で、家に帰り、さすがに10キロ程度歩いているのだから結構疲れている。小休止。の後、今度はしっかりキッチンのカウンターに置いてある小物入れから自転車の鍵を取り田無駅へ。もはや家帰りたいのか田無駅へ帰りたいのかわからなくなって来る。田無駅に向かう途中CDが終わる。聞き慣れた曲を流す。臑、及び脹ら脛が痛む。ようやく田無駅に到着し安堵。鍵を差し込み捻る、が開かない。頭の中でアニメ版カイジの時の立木文彦のナレーション風に「自転車、解錠せず……!」と再生することで辛うじてコメディとして消化できたが、正直言って堪える。何故なのだ。この運のなさは何なのだと己を呪い、しかしバスという選択肢は頑として拒否し、もう何度目かも分からない家に帰る。帰ると言うか向かう。家は飽くまでも中継点であり、目的地は田無駅なのだ。いや最終的な目的地はやはり家なのだが、そのしかるべき家にたどり着く前には田無駅に向かう必要があり、その田無駅に向かうためには中継点としての家に向かう必要があるということだ。つまり、日本からマダガスカルに向かうために一旦バンコク(中継点としての自宅)を経由し、そこからレユニオン(田無駅)に向かい、さらにそこからようやくマダガスカル(目的地としての自宅)に向かうということか。わかりにくい。しかしやり遂げなくてはならない。

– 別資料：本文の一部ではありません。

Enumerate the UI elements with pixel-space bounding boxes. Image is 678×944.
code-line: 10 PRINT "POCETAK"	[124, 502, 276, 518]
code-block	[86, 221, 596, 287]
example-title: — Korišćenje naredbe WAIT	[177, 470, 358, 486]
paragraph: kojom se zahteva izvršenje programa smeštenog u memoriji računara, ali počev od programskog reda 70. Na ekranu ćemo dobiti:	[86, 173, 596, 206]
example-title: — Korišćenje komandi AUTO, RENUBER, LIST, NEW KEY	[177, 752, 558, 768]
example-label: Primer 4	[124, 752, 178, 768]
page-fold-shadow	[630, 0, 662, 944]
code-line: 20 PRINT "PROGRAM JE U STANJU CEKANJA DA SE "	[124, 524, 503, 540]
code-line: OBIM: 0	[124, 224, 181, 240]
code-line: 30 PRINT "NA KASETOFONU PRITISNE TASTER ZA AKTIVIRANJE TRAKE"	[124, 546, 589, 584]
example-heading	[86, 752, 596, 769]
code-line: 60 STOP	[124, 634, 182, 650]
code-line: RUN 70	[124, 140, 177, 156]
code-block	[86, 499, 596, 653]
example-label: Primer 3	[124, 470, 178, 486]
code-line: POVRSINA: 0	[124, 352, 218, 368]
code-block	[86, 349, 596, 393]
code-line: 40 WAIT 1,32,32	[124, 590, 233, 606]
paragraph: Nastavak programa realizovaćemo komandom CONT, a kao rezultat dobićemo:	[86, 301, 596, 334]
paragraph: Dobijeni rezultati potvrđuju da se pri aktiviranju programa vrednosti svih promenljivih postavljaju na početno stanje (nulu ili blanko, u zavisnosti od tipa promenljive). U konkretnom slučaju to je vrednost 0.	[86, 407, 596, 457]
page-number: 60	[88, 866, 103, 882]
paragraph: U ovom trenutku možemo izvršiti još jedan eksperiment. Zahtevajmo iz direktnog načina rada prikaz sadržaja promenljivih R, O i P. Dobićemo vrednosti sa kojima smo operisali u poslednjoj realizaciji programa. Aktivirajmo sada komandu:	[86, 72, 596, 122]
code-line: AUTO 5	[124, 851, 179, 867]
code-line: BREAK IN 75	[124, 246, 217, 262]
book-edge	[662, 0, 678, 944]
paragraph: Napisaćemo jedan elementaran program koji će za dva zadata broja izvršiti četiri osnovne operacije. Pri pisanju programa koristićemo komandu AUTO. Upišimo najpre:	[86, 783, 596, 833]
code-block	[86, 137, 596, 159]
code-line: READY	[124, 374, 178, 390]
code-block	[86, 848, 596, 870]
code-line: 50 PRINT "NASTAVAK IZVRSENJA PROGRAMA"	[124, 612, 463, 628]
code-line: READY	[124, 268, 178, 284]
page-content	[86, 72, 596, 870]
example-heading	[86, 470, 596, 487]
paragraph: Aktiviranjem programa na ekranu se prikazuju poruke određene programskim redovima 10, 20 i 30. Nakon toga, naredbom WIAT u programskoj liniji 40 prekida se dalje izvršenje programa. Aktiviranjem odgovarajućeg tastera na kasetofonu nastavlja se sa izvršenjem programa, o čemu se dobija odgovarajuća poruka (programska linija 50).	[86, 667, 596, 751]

満身創痍になりながら家へ、改めて小物入れを確認すると、もう一つ似た企画の鍵があったので、それを取ってレユニオンもとい田無駅へ。鍵穴に鍵を差し込む手が震える。しっかりと嵌まる。捻る。解錠する。戦いは終わったのだ。万歳! 自転車に股がり帰途へ就く。速え! チャリ速え! 今まで生きて来た中で一番速かったと思う。そして私は心のどこかでこのチャリパンクしろと思っていた。ここで、このタイミングでオチとしてはこれ以上ないだろう。が、普通に10分少々で家に着いた。普通に着いてしまったのだった。

……というようなことがあったため、私は無意味に疲れていた。前日の疲れをしっかりと引きずったまま22時過ぎ、割とすんなりと眠りについたのだった。

2日目以降はまた次回か、あるいはもうちょっと先に。
ちなみに今週ももちろん入院です。ごきげんよう。